The ninth annual style show, to be called Dancing Through the Decades this year, will be held at 5:30 p.m. May 22 at the Avalon in Hobart. Tickets are $50 each and include dinner, fashion show, vendor tables, champagne and music from the various decades. There also will be a silent auction.

Fashions for the style show will be from John Cicco’s in Merrillville for men’s fashions and Woodbury’s own store, Elizabeth’s Fashions in Schererville, for women’s attire. Albert’s Jewelers in Schererville will supply jewelry for the show.

Woodbury said the style show has grown from 150-175 attendees the first year to more than 500 people last year.

Woodbury said money raised from the organization’s only fundraiser is divided three ways: some goes to the Michael J. Fox Foundation for research purposes, some goes to the American Parkinson’s Disease Association and some stays locally, to support symposiums, support groups and dance classes.

“Awareness is very important. More people are finding out about Parkinson’s disease through our effort to educate through our symposiums, which have had speakers and doctors from around the country talk about the various special areas in regard to Parkinson’s disease,” Nagdeman said.

He said the actor Michael J. Fox, who was diagnosed with Parkinson’s in his 30s, sent a speaker to the organization’s symposium and style show last year.

Woodbury and Nagdeman recently attended a dinner in New York City hosted by Fox for those who give money to his foundation.

Woodbury said support groups meet from 4 to 6 p.m. the third Monday of the month at Marian Education Center at St.
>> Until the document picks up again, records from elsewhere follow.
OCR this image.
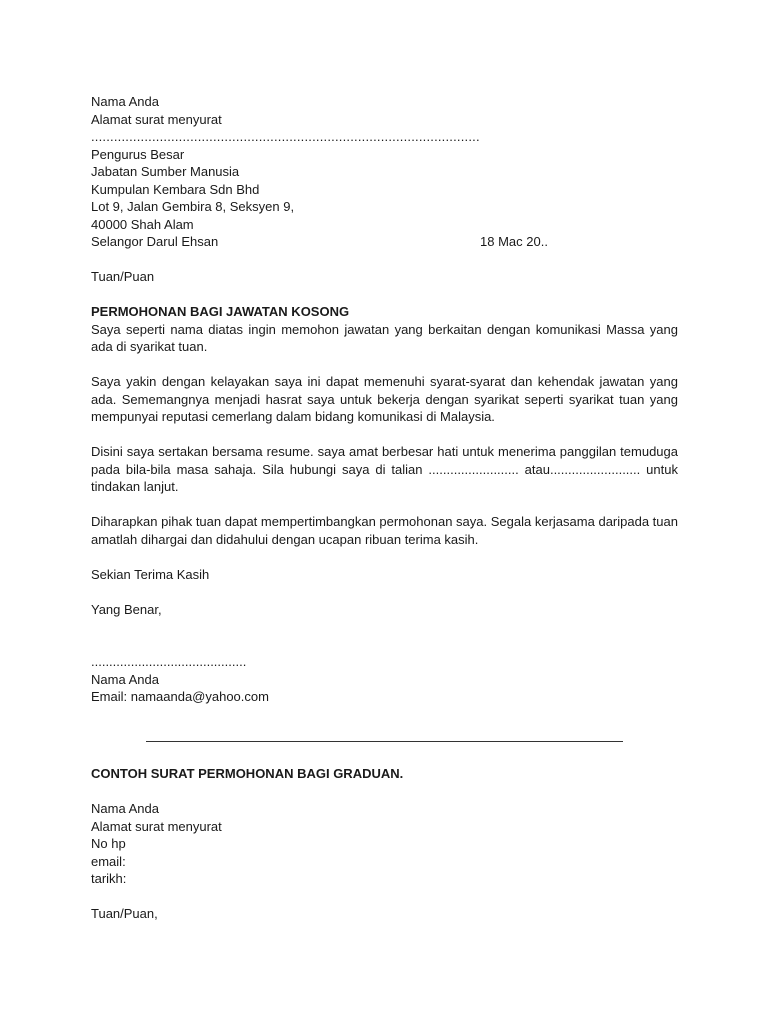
Nama Anda
Alamat surat menyurat
......................................................................................................
Pengurus Besar
Jabatan Sumber Manusia
Kumpulan Kembara Sdn Bhd
Lot 9, Jalan Gembira 8, Seksyen 9,
40000 Shah Alam
Selangor Darul Ehsan	18 Mac 20..
Tuan/Puan
PERMOHONAN BAGI JAWATAN KOSONG
Saya seperti nama diatas ingin memohon jawatan yang berkaitan dengan komunikasi Massa yang ada di syarikat tuan.
Saya yakin dengan kelayakan saya ini dapat memenuhi syarat-syarat dan kehendak jawatan yang ada. Sememangnya menjadi hasrat saya untuk bekerja dengan syarikat seperti syarikat tuan yang mempunyai reputasi cemerlang dalam bidang komunikasi di Malaysia.
Disini saya sertakan bersama resume. saya amat berbesar hati untuk menerima panggilan temuduga pada bila-bila masa sahaja. Sila hubungi saya di talian ......................... atau......................... untuk tindakan lanjut.
Diharapkan pihak tuan dapat mempertimbangkan permohonan saya. Segala kerjasama daripada tuan amatlah dihargai dan didahului dengan ucapan ribuan terima kasih.
Sekian Terima Kasih
Yang Benar,
...........................................
Nama Anda
Email: namaanda@yahoo.com
CONTOH SURAT PERMOHONAN BAGI GRADUAN.
Nama Anda
Alamat surat menyurat
No hp
email:
tarikh:
Tuan/Puan,
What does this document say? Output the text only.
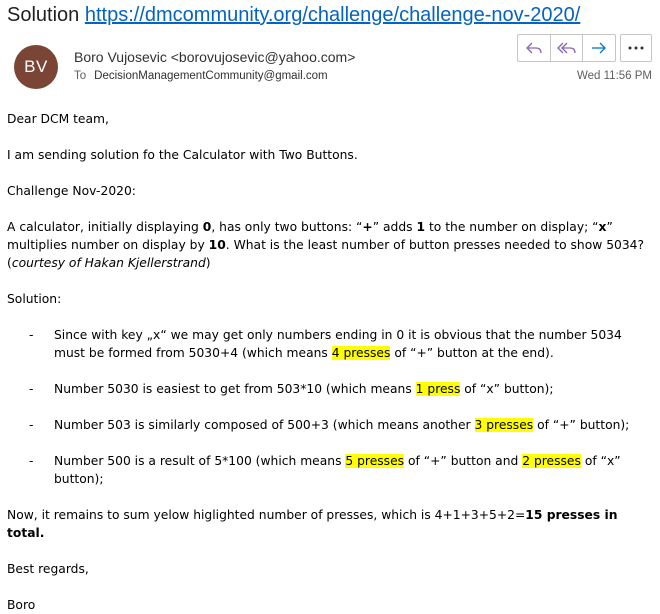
Solution https://dmcommunity.org/challenge/challenge-nov-2020/
BV Boro Vujosevic <borovujosevic@yahoo.com>
To DecisionManagementCommunity@gmail.com	Wed 11:56 PM

Dear DCM team,

I am sending solution fo the Calculator with Two Buttons.

Challenge Nov-2020:

A calculator, initially displaying 0, has only two buttons: “+” adds 1 to the number on display; “x” multiplies number on display by 10. What is the least number of button presses needed to show 5034? (courtesy of Hakan Kjellerstrand)

Solution:

- Since with key „x“ we may get only numbers ending in 0 it is obvious that the number 5034 must be formed from 5030+4 (which means 4 presses of “+” button at the end).
- Number 5030 is easiest to get from 503*10 (which means 1 press of “x” button);
- Number 503 is similarly composed of 500+3 (which means another 3 presses of “+” button);
- Number 500 is a result of 5*100 (which means 5 presses of “+” button and 2 presses of “x” button);

Now, it remains to sum yelow higlighted number of presses, which is 4+1+3+5+2=15 presses in total.

Best regards,

Boro
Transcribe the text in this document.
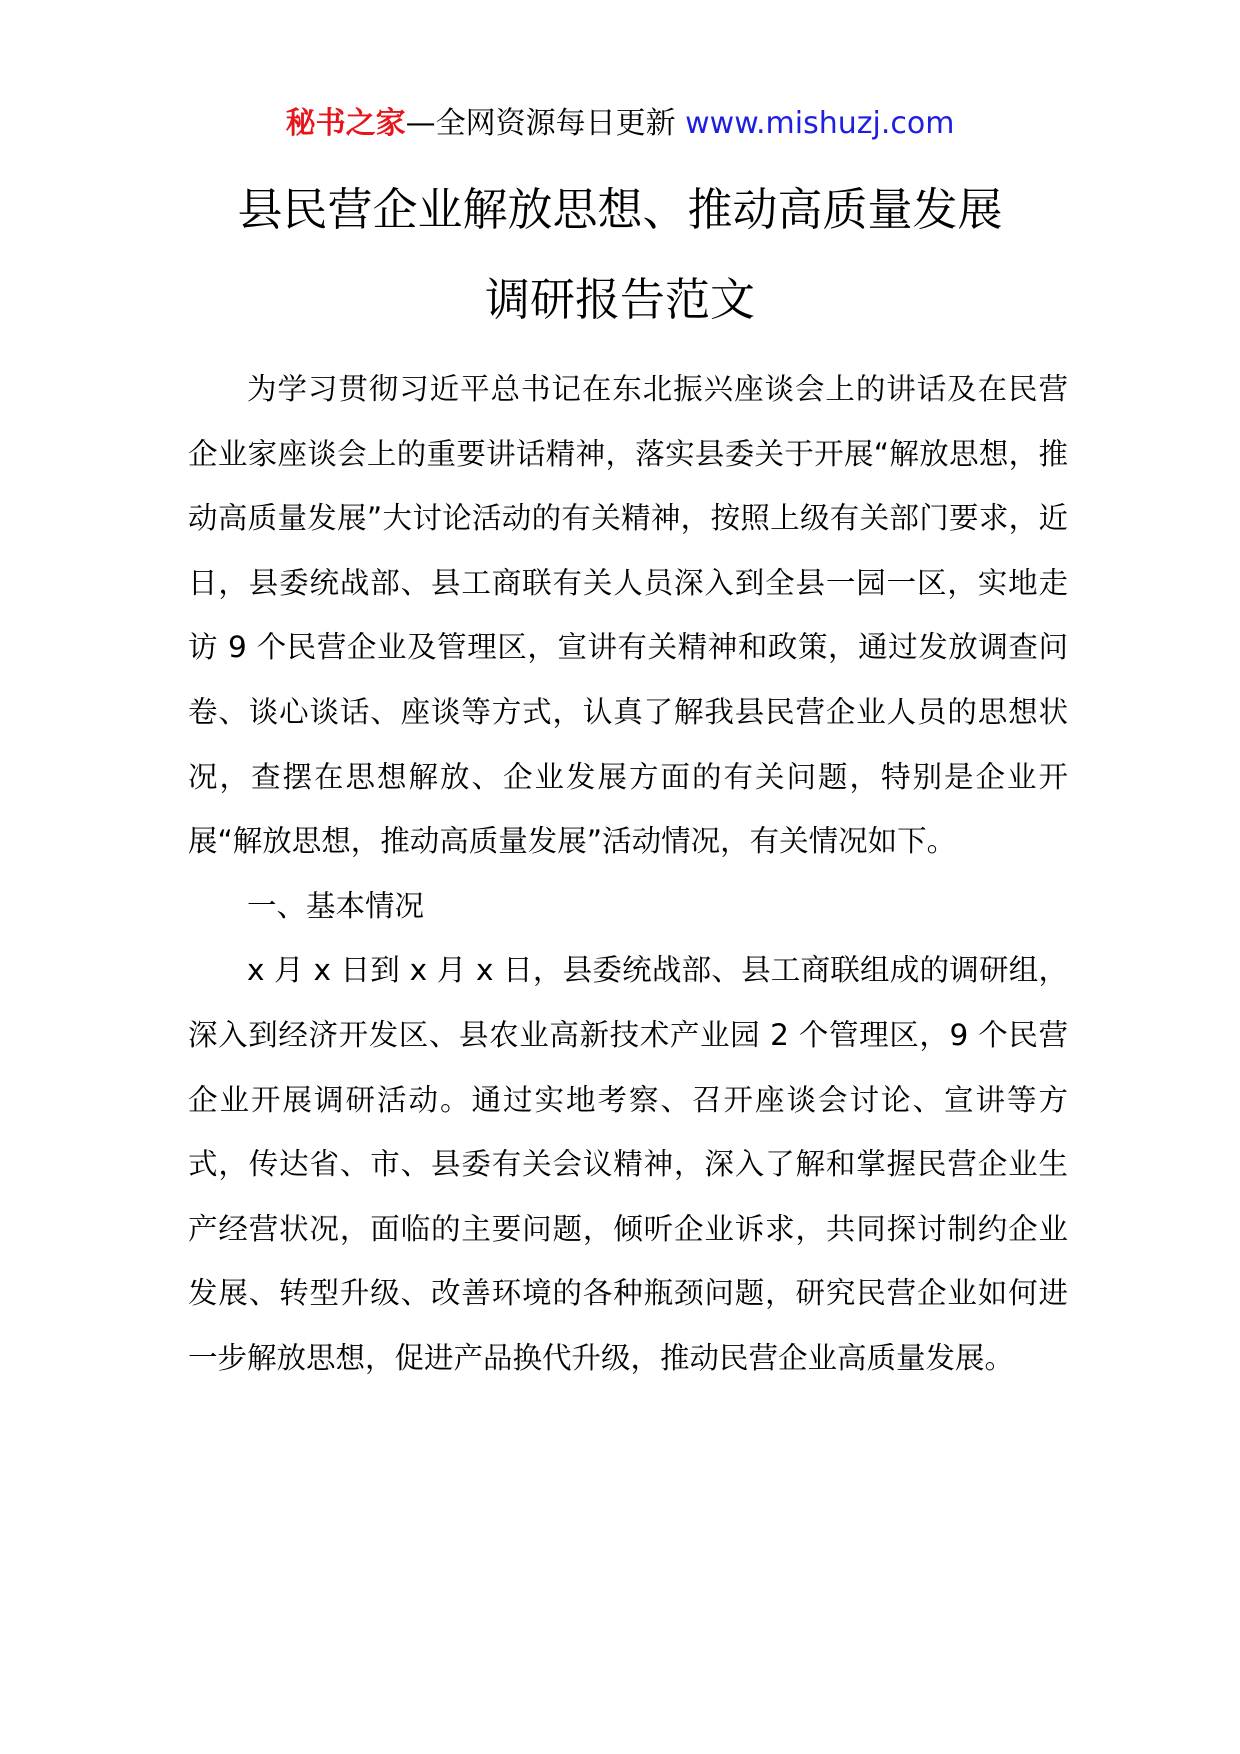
秘书之家—全网资源每日更新 www.mishuzj.com
县民营企业解放思想、推动高质量发展
调研报告范文

为学习贯彻习近平总书记在东北振兴座谈会上的讲话及在民营企业家座谈会上的重要讲话精神，落实县委关于开展“解放思想，推动高质量发展”大讨论活动的有关精神，按照上级有关部门要求，近日，县委统战部、县工商联有关人员深入到全县一园一区，实地走访 9 个民营企业及管理区，宣讲有关精神和政策，通过发放调查问卷、谈心谈话、座谈等方式，认真了解我县民营企业人员的思想状况，查摆在思想解放、企业发展方面的有关问题，特别是企业开展“解放思想，推动高质量发展”活动情况，有关情况如下。

一、基本情况

x 月 x 日到 x 月 x 日，县委统战部、县工商联组成的调研组，深入到经济开发区、县农业高新技术产业园 2 个管理区，9 个民营企业开展调研活动。通过实地考察、召开座谈会讨论、宣讲等方式，传达省、市、县委有关会议精神，深入了解和掌握民营企业生产经营状况，面临的主要问题，倾听企业诉求，共同探讨制约企业发展、转型升级、改善环境的各种瓶颈问题，研究民营企业如何进一步解放思想，促进产品换代升级，推动民营企业高质量发展。
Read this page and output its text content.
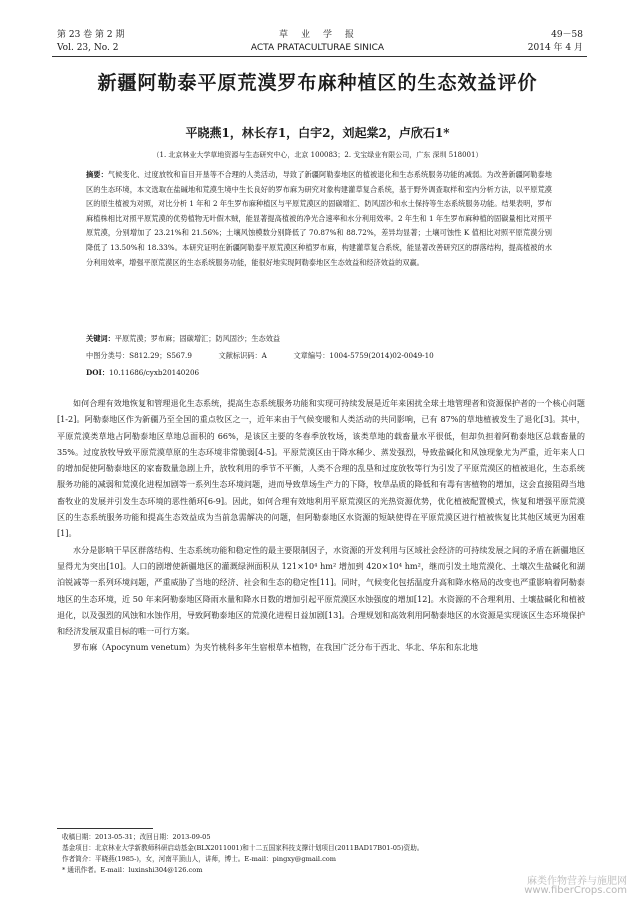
第 23 卷 第 2 期
Vol. 23, No. 2
草　业　学　报
ACTA PRATACULTURAE SINICA
49－58
2014 年 4 月
新疆阿勒泰平原荒漠罗布麻种植区的生态效益评价
平晓燕1，林长存1，白宇2，刘起棠2，卢欣石1*
（1. 北京林业大学草地资源与生态研究中心，北京 100083；2. 戈宝绿业有限公司，广东 深圳 518001）

摘要：气候变化、过度放牧和盲目开垦等不合理的人类活动，导致了新疆阿勒泰地区的植被退化和生态系统服务功能的减弱。为改善新疆阿勒泰地区的生态环境，本文选取在盐碱地和荒漠生境中生长良好的罗布麻为研究对象构建灌草复合系统，基于野外调查取样和室内分析方法，以平原荒漠区的原生植被为对照，对比分析 1 年和 2 年生罗布麻种植区与平原荒漠区的固碳增汇、防风固沙和水土保持等生态系统服务功能。结果表明，罗布麻植株相比对照平原荒漠的优势植物无叶假木贼，能显著提高植被的净光合速率和水分利用效率。2 年生和 1 年生罗布麻种植的固碳量相比对照平原荒漠，分别增加了 23.21%和 21.56%；土壤风蚀模数分别降低了 70.87%和 88.72%，差异均显著；土壤可蚀性 K 值相比对照平原荒漠分别降低了 13.50%和 18.33%。本研究证明在新疆阿勒泰平原荒漠区种植罗布麻，构建灌草复合系统，能显著改善研究区的群落结构，提高植被的水分利用效率，增强平原荒漠区的生态系统服务功能，能很好地实现阿勒泰地区生态效益和经济效益的双赢。

关键词：平原荒漠；罗布麻；固碳增汇；防风固沙；生态效益
中图分类号：S812.29；S567.9	文献标识码：A	文章编号：1004-5759(2014)02-0049-10
DOI：10.11686/cyxb20140206

如何合理有效地恢复和管理退化生态系统，提高生态系统服务功能和实现可持续发展是近年来困扰全球土地管理者和资源保护者的一个核心问题[1-2]。阿勒泰地区作为新疆乃至全国的重点牧区之一，近年来由于气候变暖和人类活动的共同影响，已有 87%的草地植被发生了退化[3]。其中，平原荒漠类草地占阿勒泰地区草地总面积的 66%，是该区主要的冬春季放牧场，该类草地的载畜量水平很低，但却负担着阿勒泰地区总载畜量的 35%。过度放牧导致平原荒漠草原的生态环境非常脆弱[4-5]。平原荒漠区由于降水稀少、蒸发强烈，导致盐碱化和风蚀现象尤为严重，近年来人口的增加促使阿勒泰地区的家畜数量急剧上升，放牧利用的季节不平衡，人类不合理的乱垦和过度放牧等行为引发了平原荒漠区的植被退化，生态系统服务功能的减弱和荒漠化进程加剧等一系列生态环境问题，进而导致草场生产力的下降，牧草品质的降低和有毒有害植物的增加，这会直接阻碍当地畜牧业的发展并引发生态环境的恶性循环[6-9]。因此，如何合理有效地利用平原荒漠区的光热资源优势，优化植被配置模式，恢复和增强平原荒漠区的生态系统服务功能和提高生态效益成为当前急需解决的问题，但阿勒泰地区水资源的短缺使得在平原荒漠区进行植被恢复比其他区域更为困难[1]。

水分是影响干旱区群落结构、生态系统功能和稳定性的最主要限制因子，水资源的开发利用与区域社会经济的可持续发展之间的矛盾在新疆地区显得尤为突出[10]。人口的剧增使新疆地区的灌溉绿洲面积从 121×10⁴ hm² 增加到 420×10⁴ hm²，继而引发土地荒漠化、土壤次生盐碱化和湖泊锐减等一系列环境问题，严重威胁了当地的经济、社会和生态的稳定性[11]。同时，气候变化包括温度升高和降水格局的改变也严重影响着阿勒泰地区的生态环境，近 50 年来阿勒泰地区降雨水量和降水日数的增加引起平原荒漠区水蚀强度的增加[12]。水资源的不合理利用、土壤盐碱化和植被退化，以及强烈的风蚀和水蚀作用，导致阿勒泰地区的荒漠化进程日益加剧[13]。合理规划和高效利用阿勒泰地区的水资源是实现该区生态环境保护和经济发展双重目标的唯一可行方案。

罗布麻（Apocynum venetum）为夹竹桃科多年生宿根草本植物，在我国广泛分布于西北、华北、华东和东北地

收稿日期：2013-05-31；改回日期：2013-09-05
基金项目：北京林业大学新教师科研启动基金(BLX2011001)和十二五国家科技支撑计划项目(2011BAD17B01-05)资助。
作者简介：平晓燕(1985-)，女，河南平顶山人，讲师，博士。E-mail：pingxy@gmail.com
* 通讯作者。E-mail：luxinshi304@126.com
麻类作物营养与施肥网
www.fiberCrops.com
Anthony Medical Center in Crown Point and at 11 a.m. the fourth Tuesday of the month at Methodist Hospitals Southlake Campus in Merrillville.

The free dance classes are offered to people with Parkinson’s from 10 to 11:30 a.m. Wednesdays at the Rehabilitation Center at Methodist Hospitals.

“The dance classes help a lot. It’s important to keep moving so you don’t get stiff,” said Woodbury, who works out every day.

She said about 15 to 20 people attend the classes, but she’d like to see more attend.